The Children Act, by Ian McEwan. Book report #6 (2017)

The Children Act, by Ian McEwan. Pub 2014

A friend who shares my fondness for “authors from the Brit circle”, such as Julian Barnes, sent me this book, a thoughtful and loving get-well gift. I had read just one other by McEwanOn Chesil Beach – which I did not love, or even really like. The writing was good, but the story felt contrived, as if he’d had an idea for one impressive scene, and had built a whole novel to lead up to it. The ending was anticlimactic, almost premature (if you know the story, you’ll understand how ironic that is). But I decided to give him another chance.

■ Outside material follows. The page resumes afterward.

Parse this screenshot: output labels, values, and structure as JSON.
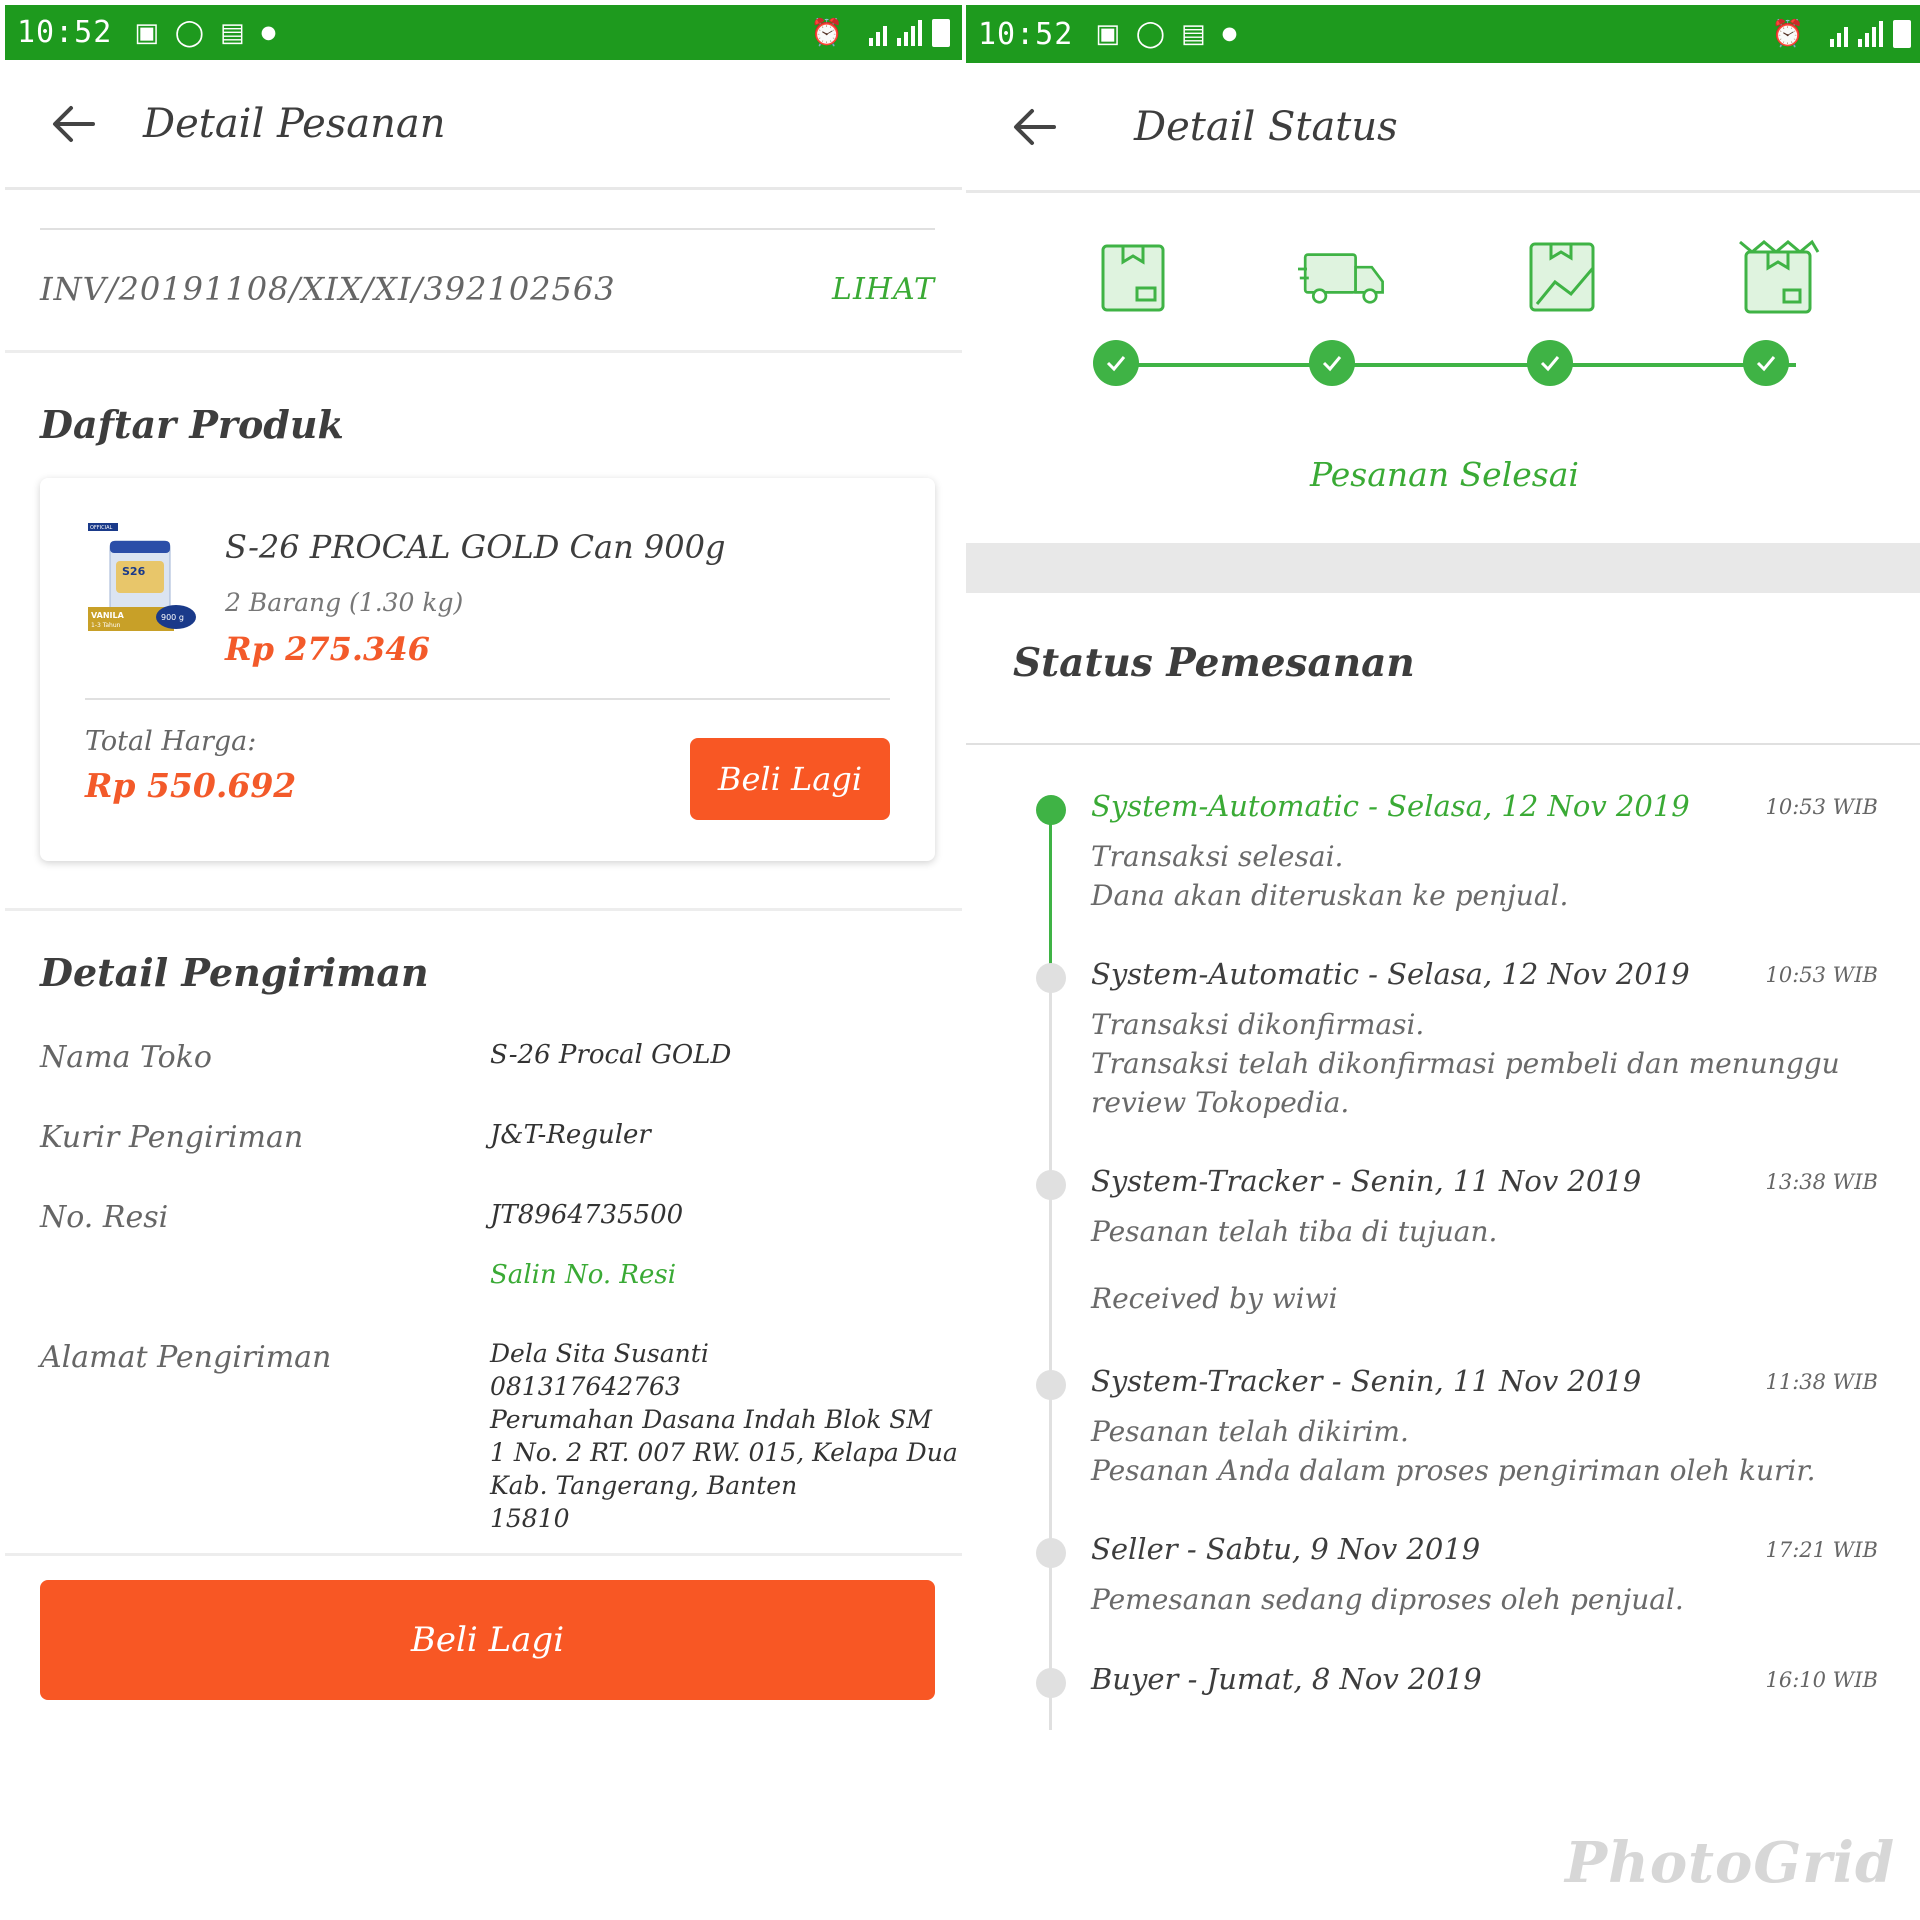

This novel was much better, and enjoyed the story and writing – even eagerly reading it over just a few days and late-ish nights, finishing much more quickly than I normally would (again, irony). However, the denouement again felt rushed – as if there was an inevitable outcome that, once fully revealed (it was foreshadowed pretty heavy-handedly through the last chapter), left the author and characters with nothing more to say or do. Although only loosely based on real cases, the great detail about the case law, the specific courtroom dialogue and procedure, and the private lives of judges bordered on non-fiction, which took away from the character development, giving most of them a caricature feel rather than depth or empathy.

So, overall wouldn’t recommend it. Like the previous novel I read, I felt that the story might have benefitted from a shorter format or a longer epilogue.